What is some preparation work you can do to prepare yourself for re-entering the workforce?
- Gain marketable skills at your current job.
- Learn how to work with different types of people (age/gender/race, everyone has different world views).
- Get licensed and maintain it while you are off work.
- Attend engineering conferences like OTEC.
- Learn how to communicate clearly.
- Bottom line, you want to become an employee that a company wants to hire.
What type of position or company should you look for when coming back into the workforce if you still want to focus on raising your family?
Accept a position that works for your family [for example part-time, flexible (need for sick days, snow days, appointments), and with managers that are willing to work with you to get to back to your "fighting weight". Look for a company where the employees work well together. Being a working mom can be stressful even at part-time. I wouldn't want to work in an environment where the employees are not getting along.
What type of mindset should you have coming back into the workforce after taking an extended period of time off?

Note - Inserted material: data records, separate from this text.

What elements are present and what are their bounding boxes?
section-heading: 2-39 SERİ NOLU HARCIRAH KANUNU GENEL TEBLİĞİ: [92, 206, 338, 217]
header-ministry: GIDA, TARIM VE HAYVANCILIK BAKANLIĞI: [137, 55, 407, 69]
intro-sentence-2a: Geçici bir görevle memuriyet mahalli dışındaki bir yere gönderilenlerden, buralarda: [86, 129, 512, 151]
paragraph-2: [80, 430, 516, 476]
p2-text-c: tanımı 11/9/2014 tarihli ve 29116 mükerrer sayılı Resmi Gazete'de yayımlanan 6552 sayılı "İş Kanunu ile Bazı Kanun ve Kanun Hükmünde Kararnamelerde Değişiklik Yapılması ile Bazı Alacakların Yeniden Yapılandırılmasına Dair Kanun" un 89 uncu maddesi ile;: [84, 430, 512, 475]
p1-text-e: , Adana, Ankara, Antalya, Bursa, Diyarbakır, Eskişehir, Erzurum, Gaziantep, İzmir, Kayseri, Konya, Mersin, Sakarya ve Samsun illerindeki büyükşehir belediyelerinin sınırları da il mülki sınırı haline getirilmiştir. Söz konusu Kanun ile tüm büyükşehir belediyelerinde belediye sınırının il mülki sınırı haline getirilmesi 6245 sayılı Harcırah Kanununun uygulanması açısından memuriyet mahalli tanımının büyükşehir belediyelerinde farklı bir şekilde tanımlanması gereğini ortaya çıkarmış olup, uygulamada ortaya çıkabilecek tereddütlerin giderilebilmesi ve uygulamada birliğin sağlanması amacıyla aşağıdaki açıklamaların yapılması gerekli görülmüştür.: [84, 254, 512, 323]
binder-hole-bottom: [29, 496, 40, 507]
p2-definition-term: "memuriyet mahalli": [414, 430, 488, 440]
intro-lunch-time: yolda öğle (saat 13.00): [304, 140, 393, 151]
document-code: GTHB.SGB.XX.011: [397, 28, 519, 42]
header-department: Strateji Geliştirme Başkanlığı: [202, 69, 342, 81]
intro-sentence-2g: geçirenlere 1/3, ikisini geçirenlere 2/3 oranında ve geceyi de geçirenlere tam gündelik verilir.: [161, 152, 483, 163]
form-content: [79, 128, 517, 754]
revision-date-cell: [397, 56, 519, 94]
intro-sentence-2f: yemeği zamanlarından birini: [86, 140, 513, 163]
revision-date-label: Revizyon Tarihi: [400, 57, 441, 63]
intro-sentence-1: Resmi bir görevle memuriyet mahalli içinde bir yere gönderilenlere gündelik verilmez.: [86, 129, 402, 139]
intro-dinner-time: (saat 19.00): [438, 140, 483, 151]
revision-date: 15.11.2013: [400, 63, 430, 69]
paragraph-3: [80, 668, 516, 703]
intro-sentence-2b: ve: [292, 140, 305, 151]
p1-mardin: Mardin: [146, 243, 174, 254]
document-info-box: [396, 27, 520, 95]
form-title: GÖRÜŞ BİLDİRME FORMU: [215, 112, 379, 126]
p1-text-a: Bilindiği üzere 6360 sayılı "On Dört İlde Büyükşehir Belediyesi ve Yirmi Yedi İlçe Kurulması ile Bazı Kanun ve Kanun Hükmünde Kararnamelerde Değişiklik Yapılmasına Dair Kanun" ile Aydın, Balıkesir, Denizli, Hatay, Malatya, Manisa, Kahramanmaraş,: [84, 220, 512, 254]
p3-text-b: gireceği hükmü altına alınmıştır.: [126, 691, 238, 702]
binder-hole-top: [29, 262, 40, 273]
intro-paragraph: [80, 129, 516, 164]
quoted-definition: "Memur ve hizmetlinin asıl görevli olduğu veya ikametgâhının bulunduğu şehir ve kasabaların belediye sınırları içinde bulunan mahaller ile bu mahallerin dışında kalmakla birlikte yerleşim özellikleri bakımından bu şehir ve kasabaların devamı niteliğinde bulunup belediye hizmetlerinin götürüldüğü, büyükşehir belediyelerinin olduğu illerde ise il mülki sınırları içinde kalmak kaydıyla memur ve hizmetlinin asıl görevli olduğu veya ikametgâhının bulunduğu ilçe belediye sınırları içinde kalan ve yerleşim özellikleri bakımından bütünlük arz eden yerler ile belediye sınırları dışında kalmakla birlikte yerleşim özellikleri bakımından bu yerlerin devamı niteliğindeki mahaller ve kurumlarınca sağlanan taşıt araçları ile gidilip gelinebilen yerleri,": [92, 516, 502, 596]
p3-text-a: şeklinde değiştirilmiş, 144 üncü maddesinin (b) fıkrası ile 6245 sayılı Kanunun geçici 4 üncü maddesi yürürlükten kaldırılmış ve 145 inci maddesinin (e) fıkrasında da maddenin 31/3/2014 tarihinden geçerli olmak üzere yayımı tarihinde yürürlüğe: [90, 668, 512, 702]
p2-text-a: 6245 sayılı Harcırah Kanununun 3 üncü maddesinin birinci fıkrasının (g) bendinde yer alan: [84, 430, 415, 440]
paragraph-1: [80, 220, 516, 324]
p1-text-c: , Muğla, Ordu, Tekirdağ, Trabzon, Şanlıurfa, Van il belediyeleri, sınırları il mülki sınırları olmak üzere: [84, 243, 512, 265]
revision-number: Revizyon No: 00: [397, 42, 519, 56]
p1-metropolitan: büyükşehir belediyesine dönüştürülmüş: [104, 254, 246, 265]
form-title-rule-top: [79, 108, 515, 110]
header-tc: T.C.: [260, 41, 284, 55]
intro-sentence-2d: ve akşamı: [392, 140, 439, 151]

- Accept that it is going to be difficult and there is a steep learning curve to restart a technical job that you haven't done for years.
- Be humble. Your superiors may be folks you helped train years ago.
- You may have to ask "dumb" tech questions. The youngest person is your tech friend!
- Remember that your worth is not tied to your performance or position. Be willing to admit mistakes, which can be hard to do and embarrassing.
- You may have to ask a lot of questions to avoid getting stuck spinning your wheels.
- Know that work is more enjoyable when you are working with friends. Be prepared to get to know or get re-acquainted with people. Go to lunch, work parties and support co-workers.
I am still figuring out things as I go. I have to ask myself questions like:
- Should I invest in work development outside of work hours? What's the best way to do that?
- How do I manage work with home life and other activities?
- What do I prioritize? What do I let slide?
The attitude we choose can make all the difference in the world when re-entering the work force. My first paying job after being a stay-at-home mom for all those years was in catering. I am thankful for that job and the experience because it has helped me to be grateful for the opportunity to use my education again and to work in the engineering field in spite of the challenges that come with restarting a career.